Au lieu de cibler certaines races de chien - à la manière du projet de loi 128 -, mieux vaut créer un grand registre québécois des chiens mordeurs et «mieux faire respecter» les règles applicables.

Voici les principales recommandations du coroner qui s'est penché sur la mort de Christiane Vadnais, tuée par un pitbull dans sa cour de Pointe-aux-Trembles, l'an dernier.

Huit mois avant cette tragédie, une jeune fille s'était retrouvée à l'hôpital Santa Cabrini après avoir été gravement blessée par le même animal. L'arrondissement n'a alors jamais fait le suivi requis. « L'application des règlements, pourtant déjà en place, représente souvent une grave lacune », déplore le coroner Ethan Lichtblau.

Ses recommandations ont été plutôt bien reçues hier, sauf celle de laisser tomber toute mesure visant les pitbulls. « En le lisant, j'étais hors de moi, lance Lise Vadnais, soeur de Christiane Vadnais. Le coroner colle à tous les arguments des pro-pitbulls et ignore tout ce qui va dans l'autre sens. Pour quelqu'un qui a mis un an à livrer son rapport, c'est inacceptable ! »

Un chien «mal socialisé» et «sous-stimulé»

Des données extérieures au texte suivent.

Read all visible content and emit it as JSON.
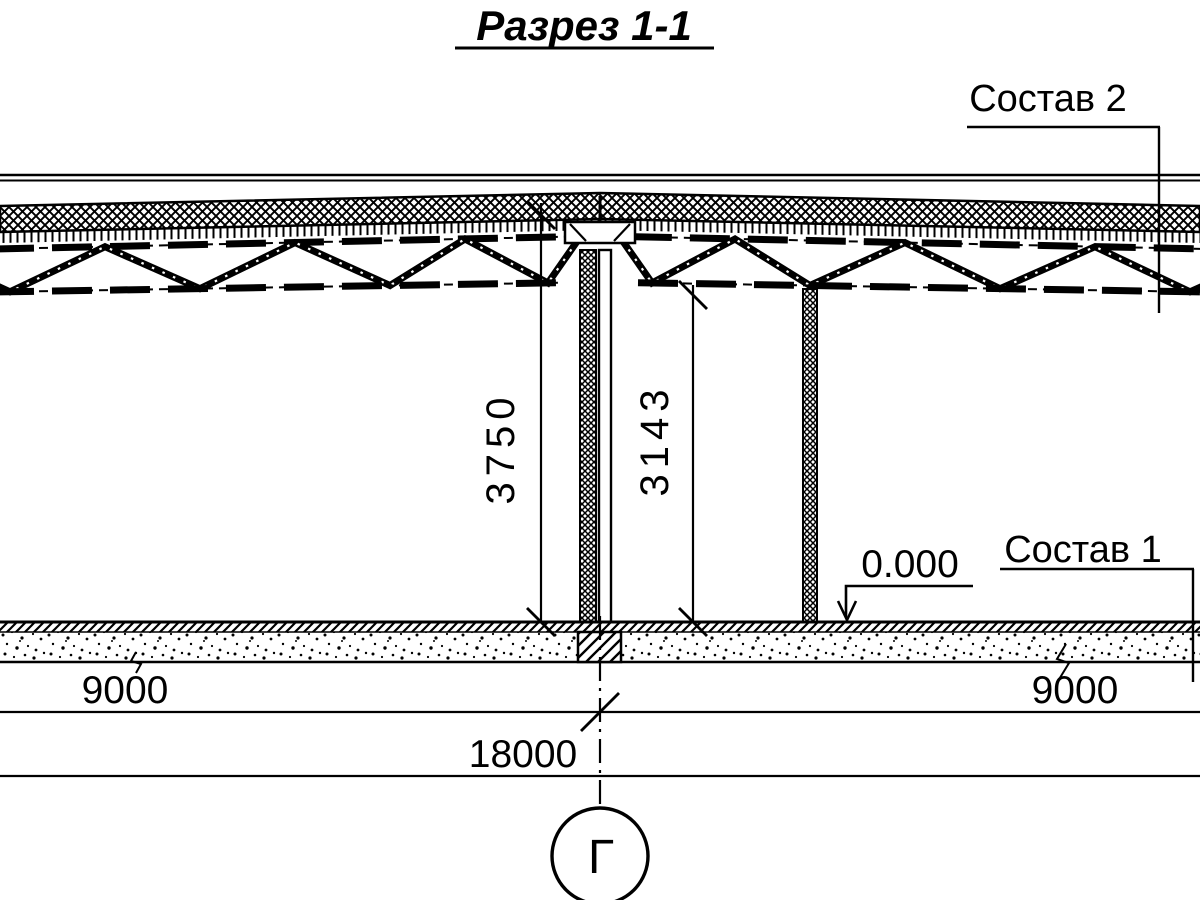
{
  "title": {
    "text": "Разрез 1-1"
  },
  "callouts": {
    "roof_composition": "Состав 2",
    "floor_composition": "Состав 1"
  },
  "elevation_mark": {
    "value": "0.000"
  },
  "dimensions": {
    "height_floor_to_ridge_mm": "3750",
    "height_floor_to_truss_mm": "3143",
    "span_left_mm": "9000",
    "span_right_mm": "9000",
    "span_total_mm": "18000"
  },
  "grid_axis": {
    "label": "Г"
  },
  "colors": {
    "ink": "#000000",
    "paper": "#ffffff"
  }
}
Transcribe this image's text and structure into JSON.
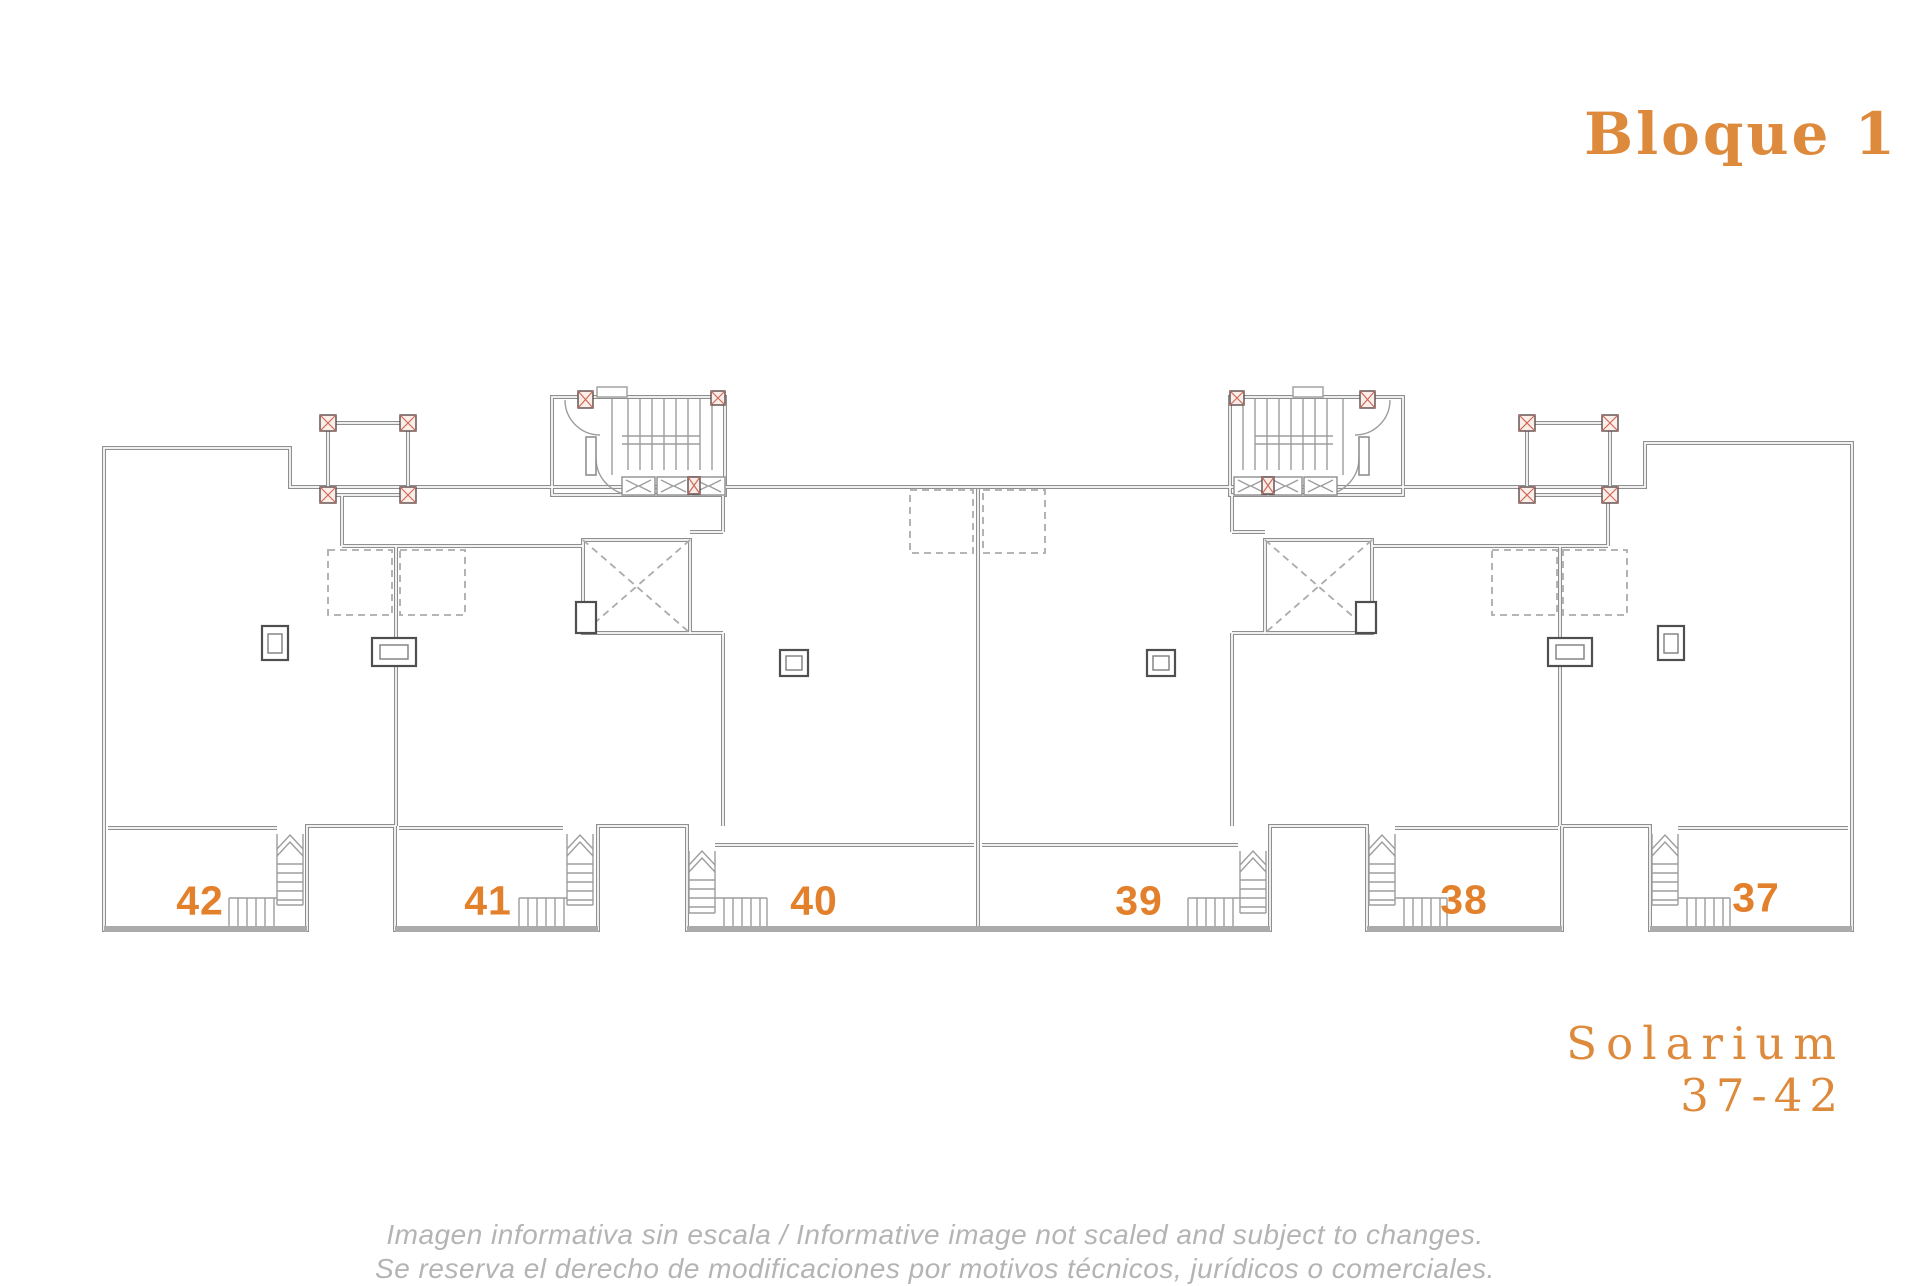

Une analyse génétique a montré que le chien meurtrier était « à 87,5 % de la race American Staffordshire Terrier », de la famille des pitbulls. Le rapport révèle aussi que l'animal était souvent enfermé dans une cage dehors, qu'il était « mal socialisé » et « sous-stimulé ». Des « facteurs qui ont probablement produit un chien extrêmement frustré, agressif et violent », écrit le coroner.

Une heure avant qu'un homme n'aperçoive le corps inerte de Mme Vadnais et n'appelle le 9-1-1, une autre voisine avait entendu des appels à l'aide et des grognements de chien. Mais elle « n'a pas fait de lien », écrit le coroner.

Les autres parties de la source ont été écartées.